Offener Brief

Sehr geehrter Herr Präsident, lieber Herr Richter, liebe Kolleg(inn)en des BPtK-Vorstandes,

Auf der Homepage der BPtK (http://www.bptk.de/show/1378766.html) ist eine Stellungnahme zum „TK-Gesundheitsreport 2008“ eingestellt. In dieser Stellungnahme ist folgende Aussage zu lesen:

"Die Krankenkassen erkennen endlich, was die Experten schon lange kritisieren", stellte Prof. Dr. Richter, Präsident der Bundespsychotherapeutenkammer, fest. "Das enge Gerüst der bisherigen Richtlinienpsychotherapie ist nicht bedarfsgerecht. Wir brauchen bessere und flexiblere Regelungen, um schwer psychisch Erkrankte ambulant zu versorgen."

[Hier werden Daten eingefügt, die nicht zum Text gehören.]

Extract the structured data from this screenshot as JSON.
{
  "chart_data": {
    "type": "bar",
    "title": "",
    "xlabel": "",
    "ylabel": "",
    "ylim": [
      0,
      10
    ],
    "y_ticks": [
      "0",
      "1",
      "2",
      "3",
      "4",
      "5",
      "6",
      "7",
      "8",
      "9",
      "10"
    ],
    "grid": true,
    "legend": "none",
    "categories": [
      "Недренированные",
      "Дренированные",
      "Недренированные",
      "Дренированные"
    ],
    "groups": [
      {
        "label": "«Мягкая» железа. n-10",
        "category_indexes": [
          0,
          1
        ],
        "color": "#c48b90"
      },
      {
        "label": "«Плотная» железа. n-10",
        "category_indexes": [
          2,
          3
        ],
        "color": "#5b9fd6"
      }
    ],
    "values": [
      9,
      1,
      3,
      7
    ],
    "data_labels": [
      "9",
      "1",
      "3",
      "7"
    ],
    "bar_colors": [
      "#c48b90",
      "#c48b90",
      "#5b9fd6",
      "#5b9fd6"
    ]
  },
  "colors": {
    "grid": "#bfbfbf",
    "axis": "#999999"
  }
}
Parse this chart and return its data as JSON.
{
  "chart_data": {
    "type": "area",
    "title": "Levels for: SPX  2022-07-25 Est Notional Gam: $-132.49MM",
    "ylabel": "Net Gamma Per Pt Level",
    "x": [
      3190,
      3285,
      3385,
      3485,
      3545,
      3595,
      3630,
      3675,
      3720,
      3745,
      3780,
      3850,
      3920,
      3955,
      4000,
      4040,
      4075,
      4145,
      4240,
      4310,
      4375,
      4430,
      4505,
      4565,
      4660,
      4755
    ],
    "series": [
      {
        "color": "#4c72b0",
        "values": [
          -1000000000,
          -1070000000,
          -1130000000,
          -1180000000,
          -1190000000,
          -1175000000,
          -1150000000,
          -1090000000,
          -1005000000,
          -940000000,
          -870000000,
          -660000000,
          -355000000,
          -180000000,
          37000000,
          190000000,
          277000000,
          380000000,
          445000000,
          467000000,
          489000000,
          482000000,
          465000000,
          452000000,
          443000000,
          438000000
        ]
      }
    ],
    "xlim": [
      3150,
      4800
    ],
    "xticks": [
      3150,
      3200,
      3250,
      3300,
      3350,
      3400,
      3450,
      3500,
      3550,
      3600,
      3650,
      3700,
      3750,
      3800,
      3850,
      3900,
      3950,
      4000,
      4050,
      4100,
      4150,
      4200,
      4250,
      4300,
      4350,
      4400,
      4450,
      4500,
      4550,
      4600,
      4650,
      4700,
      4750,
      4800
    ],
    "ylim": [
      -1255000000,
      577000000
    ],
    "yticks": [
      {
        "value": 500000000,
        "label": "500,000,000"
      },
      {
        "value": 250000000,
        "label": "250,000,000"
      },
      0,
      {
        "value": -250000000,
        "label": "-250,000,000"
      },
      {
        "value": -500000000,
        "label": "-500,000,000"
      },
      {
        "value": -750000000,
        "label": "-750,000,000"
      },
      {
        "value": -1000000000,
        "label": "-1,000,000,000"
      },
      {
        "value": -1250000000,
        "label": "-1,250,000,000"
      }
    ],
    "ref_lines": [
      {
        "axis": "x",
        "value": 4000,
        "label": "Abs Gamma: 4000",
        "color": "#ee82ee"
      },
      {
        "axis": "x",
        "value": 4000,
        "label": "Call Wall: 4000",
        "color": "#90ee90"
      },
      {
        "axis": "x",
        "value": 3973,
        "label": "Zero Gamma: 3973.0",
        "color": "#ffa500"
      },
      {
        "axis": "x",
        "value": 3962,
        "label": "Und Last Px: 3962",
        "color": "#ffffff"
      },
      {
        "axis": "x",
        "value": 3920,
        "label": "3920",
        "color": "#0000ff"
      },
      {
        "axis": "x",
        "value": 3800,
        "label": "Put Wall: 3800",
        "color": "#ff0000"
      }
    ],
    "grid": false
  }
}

Diese Aussage ist höchst problematisch. Unserer Meinung nach wird hiermit die Richtlinienpsychotherapie zur Disposition gestellt, ohne dass es dafür den geringsten Anlaß gäbe, und eine Diktion gebraucht, die der von Gruppierungen, die die Richtlininentherapie letztlich abschaffen wollen – darunter auch ärztliche –, bedenklich ähnlich ist. Eine solche öffentliche Positionierung von Ihnen als Präsident der BPtK müßte eigentlich eine vorhergehende umfassende Diskussion der Profession mit entsprechender Beschlußfassung voraussetzen.

Natürlich können Weiterentwicklungen der Richtlinienpsychotherapie sinnvoll sein und auch notwendig werden, z.B durch Hereinnahme der GPT. Das heißt aber nicht, dass die Richtlinienpsychotherapie grundsätzlich als „nicht bedarfsgerecht“ bezeichnet werden dürfte. Hiermit spielen Sie und die BPtK – ungewollt – interessierten Kreisen in der Politik und bei den Kassen in die Hände, die vor allem aus wirtschaftlichen Gründen immer wieder – und auch aktuell – Alternativen zur Richtlinienpsychotherapie fordern.

Die vom G-BA festgelegten Therapierichtlinien, die bisher die Grundlage ambulanter psychotherapeutischer Behandlung bilden, müssen uns nicht in allen Punkten gefallen, dennoch sind sie der dringend notwendige Schutz der psychotherapeutischen Versorgung gegen alle auf Einschränkung und Einsparung abzielenden Begehrlichkeiten und Umwälzungen im Gesundheitswesen.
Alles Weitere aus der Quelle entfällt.